Beacon Lesson Plan Library
Fantastic Fractions
Sharon Ussery Hardee County Schools
Description
Do you have only a fraction of time to teach fractions? Well, here is the lesson for you! Fantastic Fractions teaches students the difference between 1/2, 1/3, and 1/4. Students will use their imagination and pictures from magazines.
Objectives
The student uses concrete materials to represent fractional parts of a whole (one half, one fourth).
Materials
Examples of the fractions 1/2, 1/3, and 1/4 from magazines
Magazines (at least three per group of three students)
Scissors (one per child)
Glue (one per group of three students)
Bulletin board paper (two feet for each group)
Provided Fantastic Fractions worksheet page 1 (see attached file)
Markers
Preparations
1. Collect enough magazines so that each group of three children will have three magazines.
2. Prepare the examples of fractions from magazines of 1/2, 1/3, and 1/4. See page two of the file attachment for examples.
3. Label the bulletin board paper at the top with 1/2, 1/3, and 1/4 for each group.
4. Run enough of the Fantastic Fractions worksheet so that each child has a copy.

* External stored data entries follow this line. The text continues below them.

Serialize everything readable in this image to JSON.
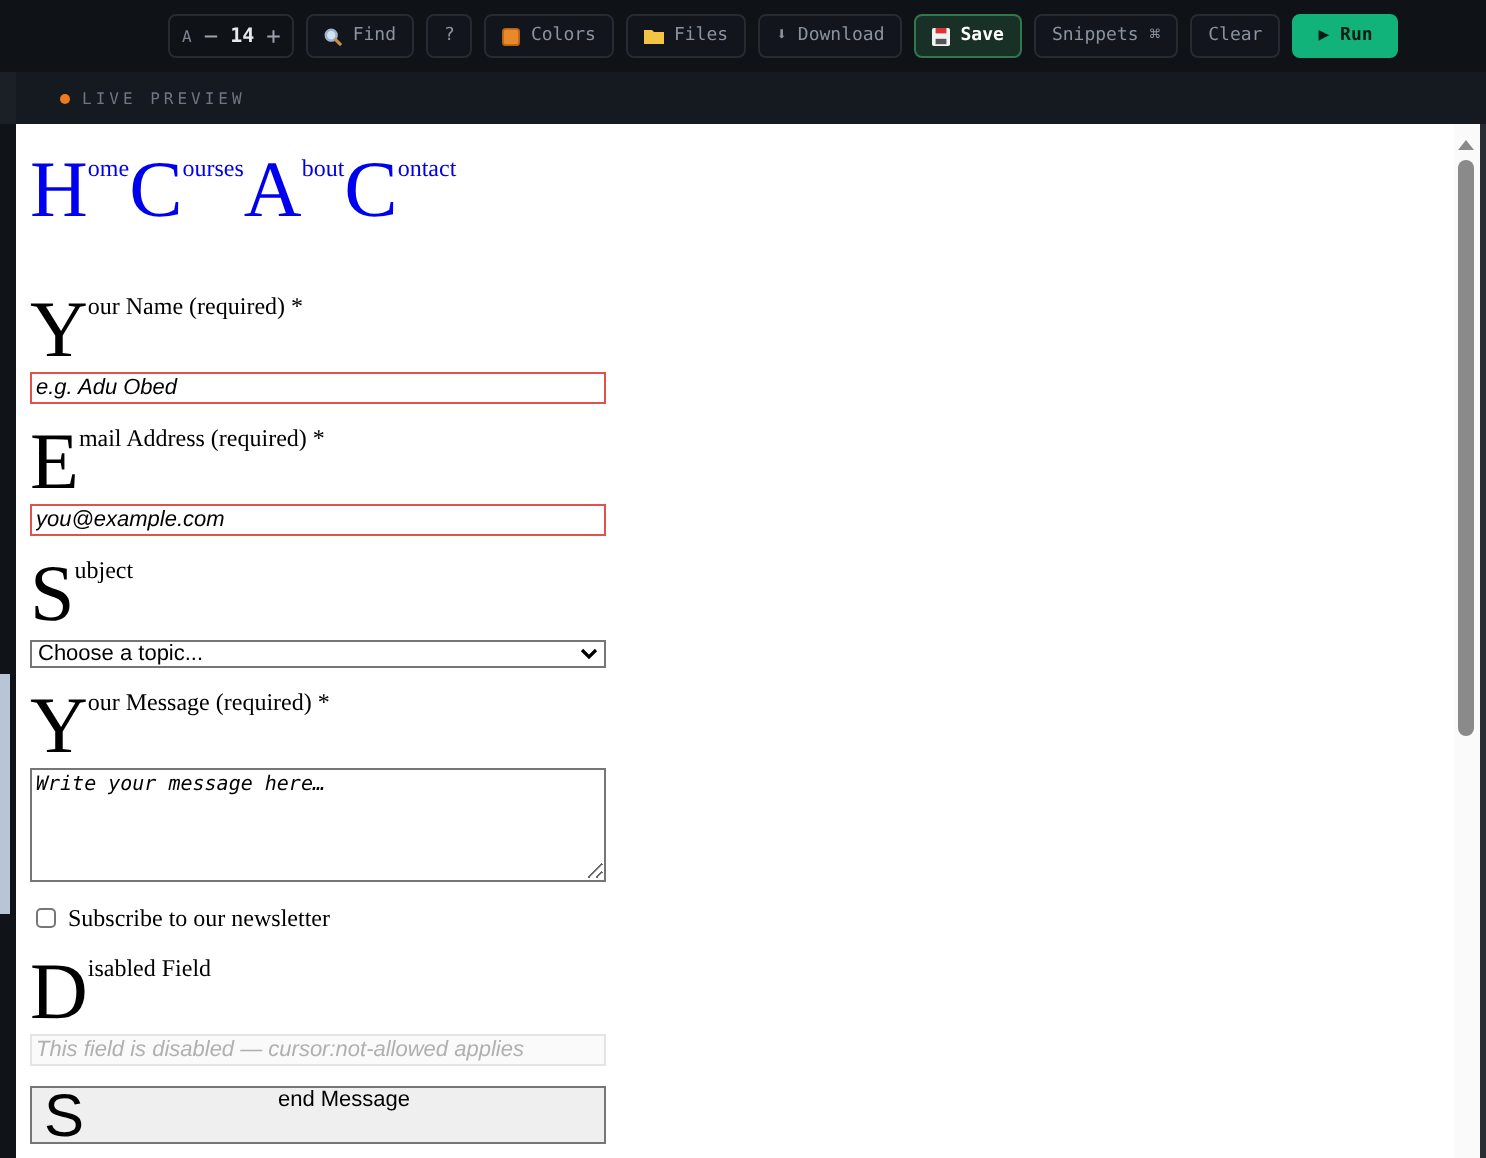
{
  "toolbar": {
    "font_size": {
      "letter": "A",
      "minus": "−",
      "value": "14",
      "plus": "+"
    },
    "buttons": [
      {
        "kind": "find",
        "label": "Find"
      },
      {
        "kind": "plain",
        "label": "?"
      },
      {
        "kind": "colors",
        "label": "Colors"
      },
      {
        "kind": "files",
        "label": "Files"
      },
      {
        "kind": "plain",
        "label": "⬇ Download"
      },
      {
        "kind": "save",
        "label": "Save"
      },
      {
        "kind": "plain",
        "label": "Snippets ⌘"
      },
      {
        "kind": "plain",
        "label": "Clear"
      },
      {
        "kind": "run",
        "label": "▶ Run"
      }
    ]
  },
  "preview": {
    "title": "LIVE PREVIEW",
    "nav": [
      "Home",
      "Courses",
      "About",
      "Contact"
    ],
    "fields": [
      {
        "kind": "text",
        "label": "Your Name (required) *",
        "placeholder": "e.g. Adu Obed",
        "invalid": true
      },
      {
        "kind": "text",
        "label": "Email Address (required) *",
        "placeholder": "you@example.com",
        "invalid": true
      },
      {
        "kind": "select",
        "label": "Subject",
        "value": "Choose a topic..."
      },
      {
        "kind": "textarea",
        "label": "Your Message (required) *",
        "placeholder": "Write your message here…"
      },
      {
        "kind": "checkbox",
        "label": "Subscribe to our newsletter",
        "checked": false
      },
      {
        "kind": "text",
        "label": "Disabled Field",
        "placeholder": "This field is disabled — cursor:not-allowed applies",
        "disabled": true
      },
      {
        "kind": "button",
        "label": "Send Message"
      }
    ]
  }
}
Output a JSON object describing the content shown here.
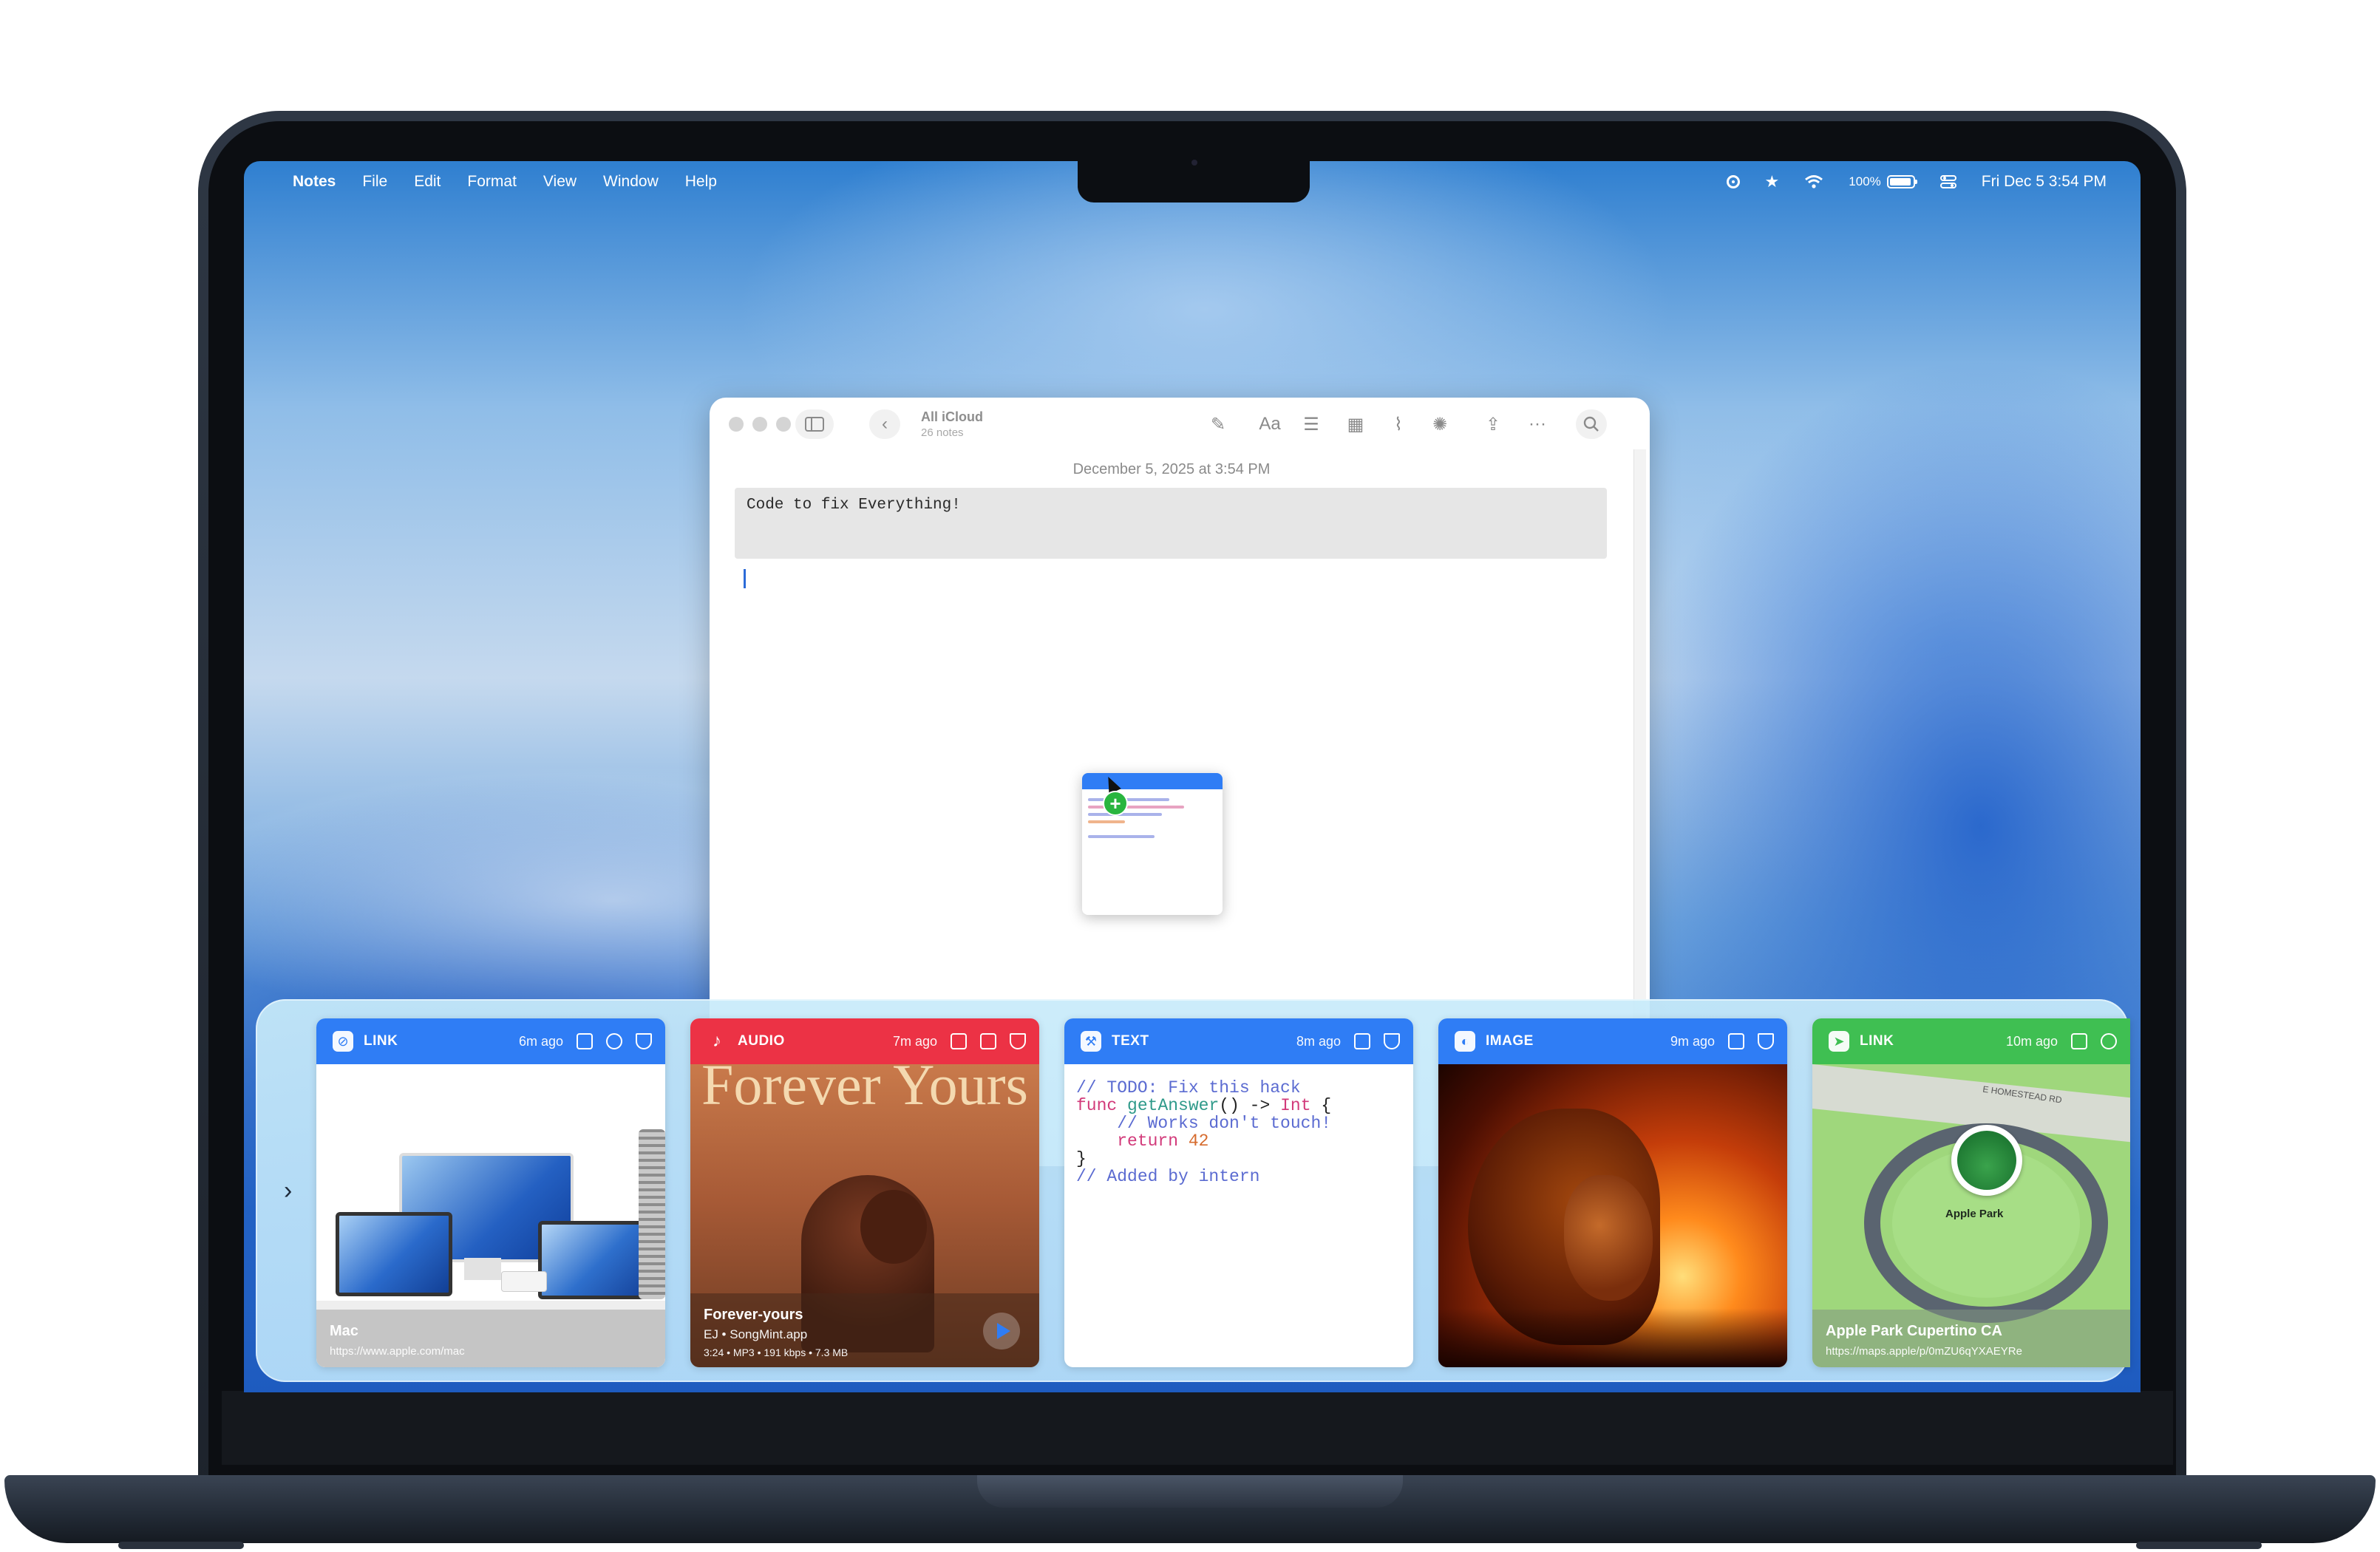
{
  "menubar": {
    "apple_glyph": "",
    "app_name": "Notes",
    "menus": [
      "File",
      "Edit",
      "Format",
      "View",
      "Window",
      "Help"
    ],
    "battery_percent": "100%",
    "datetime": "Fri Dec 5  3:54 PM"
  },
  "notes": {
    "account_title": "All iCloud",
    "account_subtitle": "26 notes",
    "note_date": "December 5, 2025 at 3:54 PM",
    "code_block_text": "Code to fix Everything!",
    "toolbar_aa": "Aa"
  },
  "clipboard": {
    "cards": [
      {
        "type": "LINK",
        "time": "6m ago",
        "title": "Mac",
        "subtitle": "https://www.apple.com/mac",
        "color": "#2f7df5"
      },
      {
        "type": "AUDIO",
        "time": "7m ago",
        "art_title": "Forever Yours",
        "title": "Forever-yours",
        "subtitle": "EJ • SongMint.app",
        "detail": "3:24 • MP3 • 191 kbps • 7.3 MB",
        "color": "#ec3245"
      },
      {
        "type": "TEXT",
        "time": "8m ago",
        "color": "#2f7df5",
        "code_lines": [
          "// TODO: Fix this hack",
          "func getAnswer() -> Int {",
          "    // Works don't touch!",
          "    return 42",
          "}",
          "// Added by intern"
        ]
      },
      {
        "type": "IMAGE",
        "time": "9m ago",
        "color": "#2f7df5"
      },
      {
        "type": "LINK",
        "time": "10m ago",
        "title": "Apple Park Cupertino CA",
        "subtitle": "https://maps.apple/p/0mZU6qYXAEYRe",
        "map_label": "Apple Park",
        "road_label": "E HOMESTEAD RD",
        "color": "#3fbf52"
      }
    ]
  }
}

5. Make enough patterns of fractions, or have the geo shapes handy so that each group has one of each fraction.
Procedures
1. Teacher will model fractions with an introductory fractions lesson. This will set up the activity that the students will be doing. See page two of the attached sheet for examples of fractions using pictures.
2. Show the students pictures of objects that are missing parts. For example, a picture of pizza that you only can see 1/4 of it or a dog that has 1/2 of the dog showing. Have 3 (1/2, 1/3, 1/4) examples of pictures cut out of magazines to show these concepts. Hint: Make sure that you have the missing parts outlined so that they can see the original shape of the object.
2. Give each student a copy of the fractions patterns that you have made to help them with the shapes. You may also have them use geometric blocks to trace over the shapes.
3. Put the students in groups of three.
4. Hand out magazines to each of the groups.
5. Pass out a large sheet of bulletin board paper (any color) about two feet long that has been divided into three sections and labeled (1/2, 1/3, and 1/4) to each group.
6. Tell the students that they are to work with their team to find pictures in the magazines that they can cut out and show examples of 1/2, 1/3, and 1/4.
7. Each group should paste their examples on their bulletin board paper. Make sure that they are putting their examples in the correct location.
8. Students can either cover up the picture with construction paper, or they can black it out with a marker.
9. After each group has finished, have them share their examples with the rest of the class.
10. Let the students try to guess what picture the students are only showing a fraction of.
11. Pass out one copy of the provided worksheet entitled "Fantastic Fractions" as an assessment to see if the students have mastered (80% mastery) fractions.
Assessments
The assessment for this lesson will include the following things:
1. Teacher observation When the students are working in groups, make sure that they are able to place the fraction pictures in the correct section. Students should have at least two pictures for each fraction on their group's paper.
2. The attached file entitled "Fantastic Fractions" will be used to assess the students' understanding of fractions. Students need to have 80% mastery or more on this sheet.